Ma le sensibilità degli Stati Ue a tal proposito sono molto diverse. In Est Europa – con l’eccezione dell’Ungheria, su posizioni più filo-russe – come detto, sono schierati con convinzione dalla parte della Nato e degli Stati Uniti (e, nei confronti del rafforzamento dell’Ue come entità sovranazionale, hanno dimostrato negli anni recenti segnali di insofferenza). La Francia tende a marcare la propria distanza rispetto all’agenda di Washington – la proposta di “finlandizzare” l’Ucraina non è stata bene accolta negli Stati Uniti – anche se non se ne smarca completamente. Berlino a sua volta sembra combattuta tra l’esigenza di dimostrarsi un alleato totalmente affidabile per gli Usa e tutelare i propri interessi economici ed energetici. Roma sembra ai margini della partita ma potrebbe essere una cartina tornasole interessante da osservare per capire gli sviluppi della possibile divergenza tra europeismo e atlantismo.
Questo groviglio che sono la realtà e le prospettive della politica estera degli Stati europei e dell’Unione europea, ovviamente, interroga anche gli altri attori della partita. La Russia ha dimostrato di avere uno scarso interesse a parlare con gli europei e vuole trattare direttamente con gli americani. Questo risponde sicuramente alla realtà attuale, per cui gli europei non sono artefici della propria sicurezza e non hanno una politica estera e di difesa autonoma rispetto a quella americana. D’altro canto è anche vero che la maggior disponibilità europea a concedere alla Russia delle garanzie, valutata positivamente al Cremlino, non compensa il danno strategico che Mosca subirebbe dall’eventuale nascita in futuro di un’Unione europea militarmente forte e autonoma.

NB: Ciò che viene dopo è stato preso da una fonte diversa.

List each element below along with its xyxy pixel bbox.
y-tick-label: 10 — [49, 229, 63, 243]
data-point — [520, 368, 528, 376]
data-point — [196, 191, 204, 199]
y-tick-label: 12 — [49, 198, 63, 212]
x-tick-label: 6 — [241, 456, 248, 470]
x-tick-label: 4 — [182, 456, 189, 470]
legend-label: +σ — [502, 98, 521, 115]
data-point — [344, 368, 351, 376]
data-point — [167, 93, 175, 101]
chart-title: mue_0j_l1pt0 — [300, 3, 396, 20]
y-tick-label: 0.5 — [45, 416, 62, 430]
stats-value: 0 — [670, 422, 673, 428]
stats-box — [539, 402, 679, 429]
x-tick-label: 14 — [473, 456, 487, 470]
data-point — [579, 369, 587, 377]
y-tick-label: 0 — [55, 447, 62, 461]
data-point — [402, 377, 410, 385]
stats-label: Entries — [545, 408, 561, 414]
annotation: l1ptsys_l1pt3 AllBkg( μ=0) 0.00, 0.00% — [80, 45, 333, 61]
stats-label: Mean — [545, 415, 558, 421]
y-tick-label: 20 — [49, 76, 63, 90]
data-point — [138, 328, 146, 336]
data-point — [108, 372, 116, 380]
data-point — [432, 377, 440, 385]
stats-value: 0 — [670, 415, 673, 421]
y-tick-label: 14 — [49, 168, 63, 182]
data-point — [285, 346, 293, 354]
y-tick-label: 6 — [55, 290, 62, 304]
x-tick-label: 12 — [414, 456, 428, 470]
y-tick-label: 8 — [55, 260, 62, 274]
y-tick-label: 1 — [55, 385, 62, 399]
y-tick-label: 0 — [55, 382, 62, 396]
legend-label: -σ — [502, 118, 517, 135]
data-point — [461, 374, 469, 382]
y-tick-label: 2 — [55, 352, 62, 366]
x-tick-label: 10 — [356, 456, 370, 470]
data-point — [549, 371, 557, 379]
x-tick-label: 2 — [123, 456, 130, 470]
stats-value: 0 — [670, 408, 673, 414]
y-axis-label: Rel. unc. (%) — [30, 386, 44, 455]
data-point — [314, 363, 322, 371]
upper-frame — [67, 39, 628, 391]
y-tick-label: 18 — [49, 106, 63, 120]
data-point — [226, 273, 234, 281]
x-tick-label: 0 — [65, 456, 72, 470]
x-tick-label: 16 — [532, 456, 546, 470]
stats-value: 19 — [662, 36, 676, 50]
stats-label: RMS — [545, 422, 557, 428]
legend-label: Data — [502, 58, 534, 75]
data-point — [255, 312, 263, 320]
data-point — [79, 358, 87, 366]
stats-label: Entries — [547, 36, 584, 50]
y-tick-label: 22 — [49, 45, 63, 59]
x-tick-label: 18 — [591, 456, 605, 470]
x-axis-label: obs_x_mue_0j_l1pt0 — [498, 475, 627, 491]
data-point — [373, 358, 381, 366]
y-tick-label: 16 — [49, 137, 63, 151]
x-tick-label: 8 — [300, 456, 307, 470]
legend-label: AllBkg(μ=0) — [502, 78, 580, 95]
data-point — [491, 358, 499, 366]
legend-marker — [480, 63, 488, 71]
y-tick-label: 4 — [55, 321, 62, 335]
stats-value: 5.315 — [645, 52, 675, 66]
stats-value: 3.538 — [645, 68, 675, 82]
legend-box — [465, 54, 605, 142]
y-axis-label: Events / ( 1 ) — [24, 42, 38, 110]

Gli Stati Uniti poi hanno (quasi) sempre detto di vedere con favore un rafforzamento militare dell’Europa. Ma se a Washington potrebbe interessare un’Europa forte, di sicuro non interessa un’Unione europea autonoma. Di qui l’esigenza di rivitalizzare la Nato, aumentare la tensione con la Russia e tenere viva l’esigenza per gli Stati europei di fare affidamento sulla protezione americana. Un debito questo che può essere poi speso dagli Usa su molteplici tavoli, a partire da quello dei rapporti con la Cina.
Questo articolo è pubblicato anche sul numero di marzo/aprile di eastwest.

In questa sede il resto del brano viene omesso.